Abbey Road is the eleventh official album recorded by The Beatles. Although its release preceded that of Let It Be, it was their last album to be started. Let it Be was begun in January, 1969, whereas this album was started in April of that year. The album was released on 26 September 1969 in the United Kingdom and 1 October 1969 in the United States. It is regarded as one of The Beatles' most tightly constructed albums, even though the band was barely operating as a functioning unit at the time.
After the near-disastrous sessions for the proposed "Get Back "album (later retitled "Let It Be"), Paul McCartney suggested to producer George Martin that the group get together and make an album "just like the old days. .. just like we used to", free of the conflict that began with the sessions for "The White Album'.
Martin agreed to this if the band would be "the way they used to be". In their interviews for the "Beatles Anthology" series, the surviving band members stated they knew at the time this would very likely be the final Beatles' product, and therefore they agreed to set aside their differences and "go out on a high note."
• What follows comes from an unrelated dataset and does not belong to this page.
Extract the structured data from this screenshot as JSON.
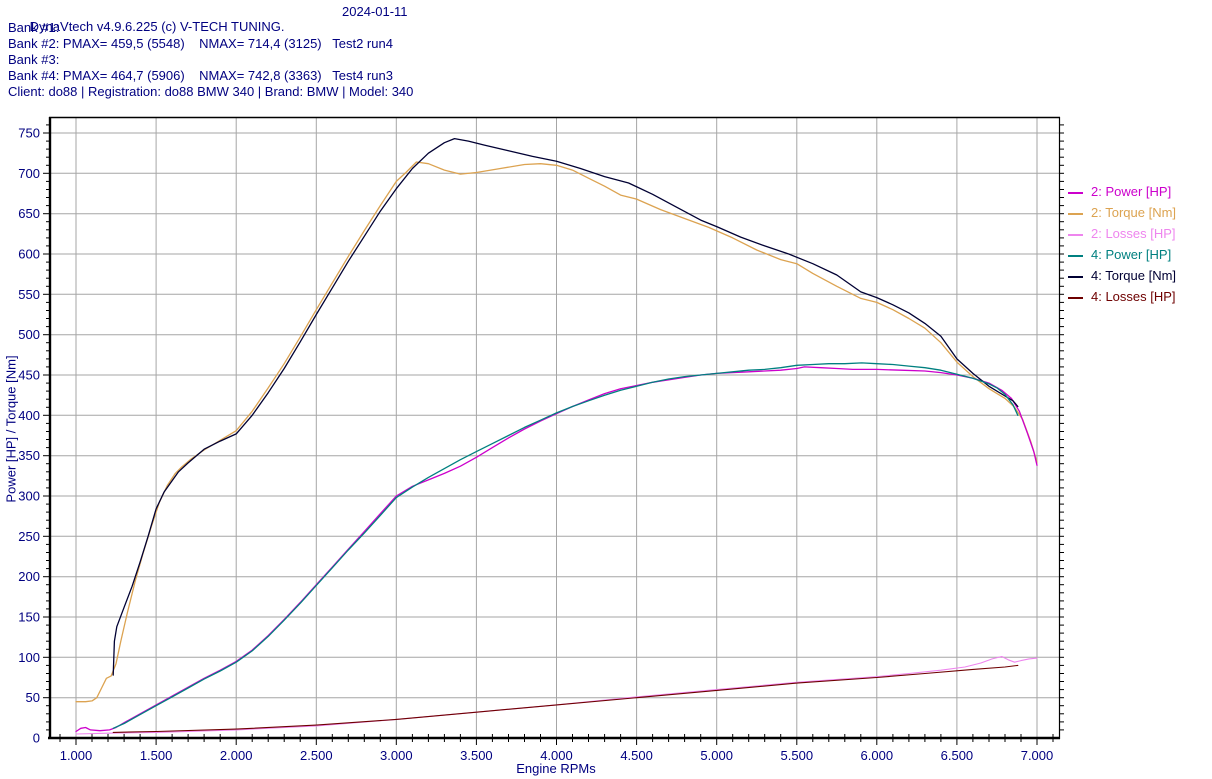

With the "Let It Be' album partly finished, the sessions for "Abbey Road' began in April, as the "Ballad of John and Yoko"/"Old Brown Shoe" single was completed. Most of the album was recorded between July 2nd and August 1st, 1969. ;After the LP was finished and released, the "Get Back/Let It Be" project was re-examined. More work was done on the album, including the recording of additional music.
Although people often label "Abbey Road" as the "last album recorded by the Beatles," this is a misnomer. Songs for "Let It Be" were added after "Abbey Road" was released. However, since "Let It Be' was started before "Abbey Road", it would be wrong to label that album as the Beatles' last, either. Properly, "Abbey Road" was the last LP started by the Beatles while they were still together.